La mia prima moto (vabbè, motorino, ma per me una Moto diventa tale quando acquisisce una storia, quando i chilometri l'hanno battezzata, quando leghi a lei la tua strada...per quanto mi riguarda, anche uno scooter può arrivare ad essere una moto) arrivò l'estate dopo, una Vespa LX 50 nera, sella beige, lucida al sole estivo. Scarrozzò il mio sedere più o meno fedelmente per un paio di anni e anche più, fino a quando non arrivò in famiglia una strepitosa Vespa Primavera del '76: come dice il nome, la mia Prima VERA moto...perchè per me le moto devono essere così, con una storia, con un nome, con un carattere, pochi fronzoli...e quel vespino nonostante la sua veneranda età di carattere ne aveva da vendere. L'estate del 2008 fu un'estate randagia, piena di viaggi, giri, campeggi, per la prima volta potevo spaziare sulle montagne liguri e piemontesi in compagnia dei miei più cari amici, con cui avevo anche fondato un piccolo motoclub, la Compagnia Della Ruota, ancora oggi vivo e vegeto anche se un po' narcolettico.
Mio malgrado dovetti dire addio all'LX, la cui vendita andò a finanziare l'acquisto di un'altra Vespa, un PX del 2003, una caffettiera da guerra da affiancare alla più raffinata e signorile Primavera.
Con il PX allargai ancora di più i miei orizzonti, senza smettere di sognare le strade europee: nel 2009 mi portò in Corsica, sempre con la CDR, e l'estate del 2010 mi regalò il viaggio finora più bello e pregno di significato della mia vita. Da Sanremo ci muovemmo alla volta dell'Oceano Atlantico, mèta Biarritz, capitale del surf europeo. Furono giorni selvatici, attraverso le bellezze della Costa Azzurra, le paludi della Camargue, i terrificanti Pirenei, infine le dolci colline Basche fino a sentire il salino del mare nell'aria. Tornato dopo due settimane di quell'estasi potevo dirmi definitivamente cambiato, pronto ad accettare l'invito della Strada in qualsiasi momento. 
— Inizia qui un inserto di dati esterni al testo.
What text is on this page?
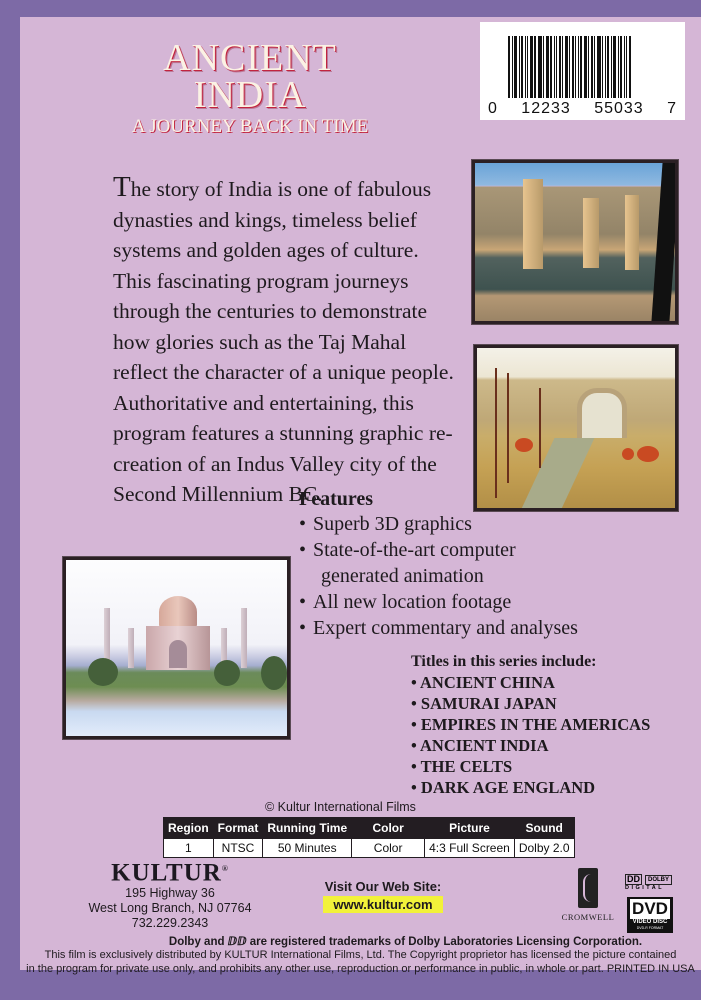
ANCIENT
INDIA
A JOURNEY BACK IN TIME
0 12233 55033 7
The story of India is one of fabulous dynasties and kings, timeless belief systems and golden ages of culture. This fascinating program journeys through the centuries to demonstrate how glories such as the Taj Mahal reflect the character of a unique people. Authoritative and entertaining, this program features a stunning graphic re-creation of an Indus Valley city of the Second Millennium BC.
Features
• Superb 3D graphics
• State-of-the-art computer
generated animation
• All new location footage
• Expert commentary and analyses
Titles in this series include:
• ANCIENT CHINA
• SAMURAI JAPAN
• EMPIRES IN THE AMERICAS
• ANCIENT INDIA
• THE CELTS
• DARK AGE ENGLAND
© Kultur International Films
Region	Format	Running Time	Color	Picture	Sound
1	NTSC	50 Minutes	Color	4:3 Full Screen	Dolby 2.0
KULTUR®
195 Highway 36
West Long Branch, NJ 07764
732.229.2343
Visit Our Web Site:
www.kultur.com
CROMWELL
DD	DOLBY
DIGITAL
DVD
VIDEO DISC
DVD-R FORMAT
Dolby and ⅅⅅ are registered trademarks of Dolby Laboratories Licensing Corporation.
This film is exclusively distributed by KULTUR International Films, Ltd. The Copyright proprietor has licensed the picture contained
in the program for private use only, and prohibits any other use, reproduction or performance in public, in whole or part. PRINTED IN USA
E arriviamo ad oggi. Grazie a mia madre, che fu abbastanza matta da aiutarmi nell'acquisto di una Harley (per me era la moto per eccellenza, non avevo dubbi che una volta cresciuto avrei guidato una di queste) ora avevo per le mani un passaporto per ogni frontiera che potessi concepire. 
Trasferitomi a Roma (dove sono nato, tanto per la cronaca) per motivi di studio, mi divido fra la capitale e Sanremo, dove ho lasciato i miei, i miei amici della CDR, e tanti bellissimi ricordi.
E quando arriva il momento di andare su, o tornare giù, quello è il mio momento preferito, di cui assaporo ogni attimo...i bagagli in bilico sul parafango, i preparativi, il momento di accendere il motore..poi si aprono le porte del garage, e sono nel mio, io e lei, sulla Strada.